Personal Data Protection Bill, 2018

Data is considered the new oil of 21st century. So for India to tap the full potential of data driven innovation and entrepreneurship, a comprehensive data protection regime for digital communications and appropriate institutional mechanism needs to be established. It is this light that Personal Data Protection Bill 2018, was released to safeguard the privacy, autonomy and choice of individuals and secure digital communications, infrastructure and services.

"Data protection" law in general, refers to policies and procedures seeking to minimize intrusion into the privacy of an individual caused by collection and usage of their personal data.

Current Status Quo

  • In India, usage of personal data or information of citizens is currently regulated by the Information Technology (Reasonable Security Practices and Procedures and Sensitive Personal Data or Information) Rules, 2011, under Section 43A of the Information Technology Act, 2000
  • To deal with the issue of data protection, "The Committee of Experts on a Data Protection Framework for India" chaired by Justice B. N. Srikrishna was constituted. The committee examined issues relating to data protection, recommended methods to address them, and drafted a Data Protection Bill.
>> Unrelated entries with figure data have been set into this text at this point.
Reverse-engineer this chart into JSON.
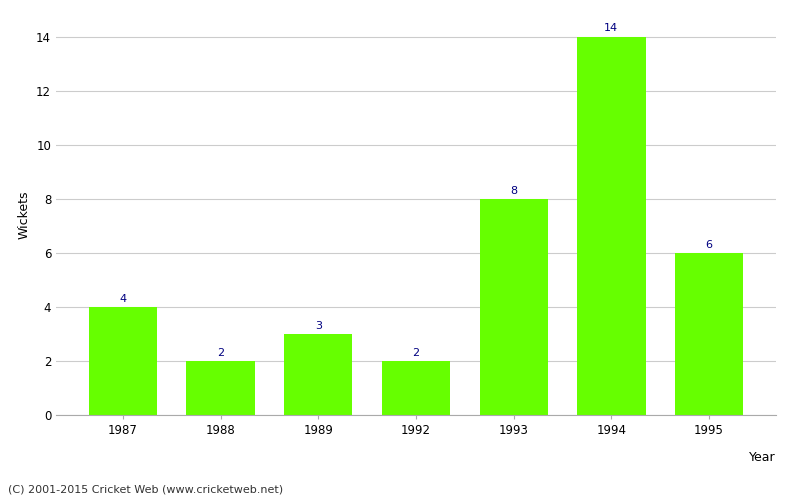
{
  "years": [
    "1987",
    "1988",
    "1989",
    "1992",
    "1993",
    "1994",
    "1995"
  ],
  "wickets": [
    4,
    2,
    3,
    2,
    8,
    14,
    6
  ],
  "bar_color": "#66ff00",
  "bar_edge_color": "#66ff00",
  "xlabel": "Year",
  "ylabel": "Wickets",
  "ylim": [
    0,
    14.8
  ],
  "yticks": [
    0,
    2,
    4,
    6,
    8,
    10,
    12,
    14
  ],
  "label_color": "#000080",
  "label_fontsize": 8,
  "axis_fontsize": 9,
  "tick_fontsize": 8.5,
  "grid_color": "#cccccc",
  "background_color": "#ffffff",
  "footer_text": "(C) 2001-2015 Cricket Web (www.cricketweb.net)",
  "footer_fontsize": 8,
  "footer_color": "#333333"
}
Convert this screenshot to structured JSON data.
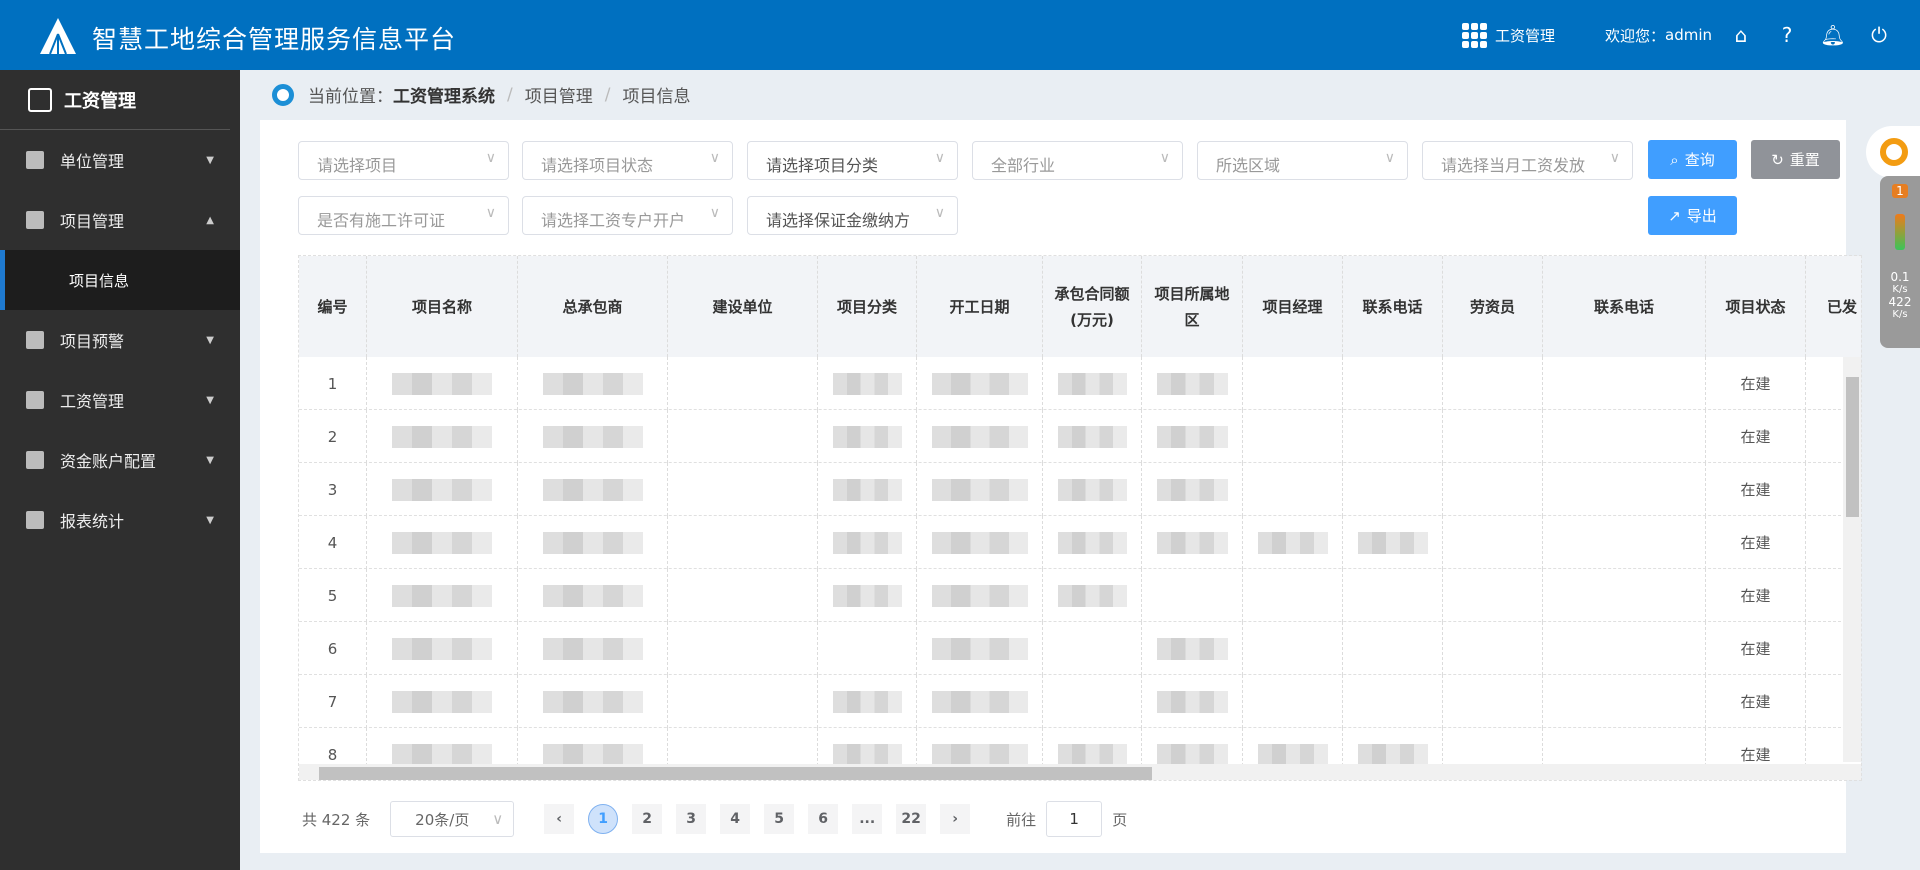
{
  "header": {
    "title": "智慧工地综合管理服务信息平台",
    "module": "工资管理",
    "welcome": "欢迎您：",
    "user": "admin"
  },
  "sidebar": {
    "title": "工资管理",
    "items": [
      {
        "label": "单位管理",
        "icon": "building-icon",
        "arrow": "▼"
      },
      {
        "label": "项目管理",
        "icon": "folder-icon",
        "arrow": "▲",
        "children": [
          "项目信息"
        ]
      },
      {
        "label": "项目预警",
        "icon": "warning-icon",
        "arrow": "▼"
      },
      {
        "label": "工资管理",
        "icon": "wallet-icon",
        "arrow": "▼"
      },
      {
        "label": "资金账户配置",
        "icon": "yen-icon",
        "arrow": "▼"
      },
      {
        "label": "报表统计",
        "icon": "clipboard-icon",
        "arrow": "▼"
      }
    ]
  },
  "breadcrumb": {
    "prefix": "当前位置：",
    "items": [
      "工资管理系统",
      "项目管理",
      "项目信息"
    ]
  },
  "filters": [
    {
      "placeholder": "请选择项目"
    },
    {
      "placeholder": "请选择项目状态"
    },
    {
      "value": "请选择项目分类"
    },
    {
      "placeholder": "全部行业"
    },
    {
      "placeholder": "所选区域"
    },
    {
      "placeholder": "请选择当月工资发放"
    },
    {
      "placeholder": "是否有施工许可证"
    },
    {
      "placeholder": "请选择工资专户开户"
    },
    {
      "value": "请选择保证金缴纳方"
    }
  ],
  "buttons": {
    "query": "查询",
    "reset": "重置",
    "export": "导出"
  },
  "colors": {
    "primary": "#0070c0",
    "button": "#409eff",
    "reset": "#909399",
    "sidebar": "#2f2f2f"
  },
  "table": {
    "columns": [
      "编号",
      "项目名称",
      "总承包商",
      "建设单位",
      "项目分类",
      "开工日期",
      "承包合同额(万元)",
      "项目所属地区",
      "项目经理",
      "联系电话",
      "劳资员",
      "联系电话",
      "项目状态",
      "已发"
    ],
    "rows": [
      {
        "no": "1",
        "status": "在建"
      },
      {
        "no": "2",
        "status": "在建"
      },
      {
        "no": "3",
        "status": "在建"
      },
      {
        "no": "4",
        "status": "在建"
      },
      {
        "no": "5",
        "status": "在建"
      },
      {
        "no": "6",
        "status": "在建"
      },
      {
        "no": "7",
        "status": "在建"
      },
      {
        "no": "8",
        "status": "在建"
      }
    ]
  },
  "pagination": {
    "total": "共 422 条",
    "page_size": "20条/页",
    "pages": [
      "1",
      "2",
      "3",
      "4",
      "5",
      "6",
      "...",
      "22"
    ],
    "current": "1",
    "goto_label": "前往",
    "goto_value": "1",
    "page_unit": "页"
  },
  "widget": {
    "badge": "1",
    "up": "0.1",
    "down": "422",
    "unit": "K/s"
  }
}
The Personal Data Protection Bill 2018 makes consequential amendments to Information Technology Act 2000 and also amends the Right to Information Act 2005 and permits non-disclosure of personal information where harm to the individual outweighs public good.
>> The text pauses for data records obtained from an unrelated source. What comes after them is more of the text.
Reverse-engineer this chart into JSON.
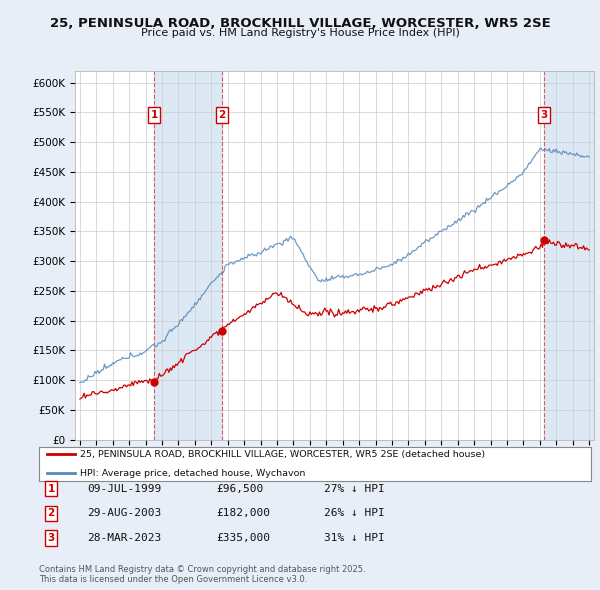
{
  "title1": "25, PENINSULA ROAD, BROCKHILL VILLAGE, WORCESTER, WR5 2SE",
  "title2": "Price paid vs. HM Land Registry's House Price Index (HPI)",
  "ylabel_vals": [
    "£0",
    "£50K",
    "£100K",
    "£150K",
    "£200K",
    "£250K",
    "£300K",
    "£350K",
    "£400K",
    "£450K",
    "£500K",
    "£550K",
    "£600K"
  ],
  "ylim": [
    0,
    620000
  ],
  "xlim_start": 1994.7,
  "xlim_end": 2026.3,
  "bg_color": "#e8eef8",
  "plot_bg_color": "#ffffff",
  "grid_color": "#cccccc",
  "hpi_color": "#5588bb",
  "price_color": "#cc0000",
  "legend_label_red": "25, PENINSULA ROAD, BROCKHILL VILLAGE, WORCESTER, WR5 2SE (detached house)",
  "legend_label_blue": "HPI: Average price, detached house, Wychavon",
  "sale1_date": "09-JUL-1999",
  "sale1_price": "£96,500",
  "sale1_pct": "27% ↓ HPI",
  "sale1_x": 1999.52,
  "sale1_y": 96500,
  "sale2_date": "29-AUG-2003",
  "sale2_price": "£182,000",
  "sale2_pct": "26% ↓ HPI",
  "sale2_x": 2003.66,
  "sale2_y": 182000,
  "sale3_date": "28-MAR-2023",
  "sale3_price": "£335,000",
  "sale3_pct": "31% ↓ HPI",
  "sale3_x": 2023.24,
  "sale3_y": 335000,
  "footnote": "Contains HM Land Registry data © Crown copyright and database right 2025.\nThis data is licensed under the Open Government Licence v3.0."
}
Key Provisions of the Bill

  • The Bill regulates processing of personal data of individuals (data principals) by government and private entities (data fiduciaries) incorporated in India and abroad.Processing is allowed if the individual gives consent, or in a medical emergency, or by the State for providing benefits.
  • The data principal has several rights with respect to their data, such as seeking correction or seeking access to their data which is stored with the fiduciary.
  • The fiduciary has certain obligations towards the individual while processing their data, such as notifying them of the nature and purposes of data processing.
  • The Bill allows exemptions for certain kinds of data processing, such as processing in the interest of national security, for legal proceedings, or for journalistic purposes.
  • Data Localizations: The Bill requires that a serving copy of personal data be stored within the territory of India.Certain critical personal data must be stored solely within the country. This is in line with similar mandate imposedby Reserve bank of India on payments systems providers to store payments system data only in India.
  • A national-level Data Protection Authority (DPA) is set up under the Bill to supervise and regulate data fiduciaries.

Criticisms of the Bill

  • Data Localizations: The bill requires data fiduciaries to store "at least one copy" of personal data on a server or data centre located in India. This has run into controversy with multinational companies who would be required to physically host user data in India.
  • Law enforcement agencies easy access to personal data in the name of national security is in direct violation of Supreme Court judgement on right to privacy.
  • The executive oversight over the proposed Data Protection Authority and lack of financial independence.

Way Forward

  • Parliament needs to legislate a comprehensive law that establishes a regulatory oversight over intelligence gathering activities.
  • Provide stringent safeguards with respect to data collection of children especially behavioural monitoring of their profiles in Facebook, Instagram or their viewing patterns in YouTube.
  • Fix penalty provisions in case of data security breach. Example- Fine imposed on Facebook by Europe over data breach.
  • Establishment of an appellate tribunal to appeal against the decisions taken by Data Protection Authority.
  • Codify specific reasons on which national security reasons could be invoked.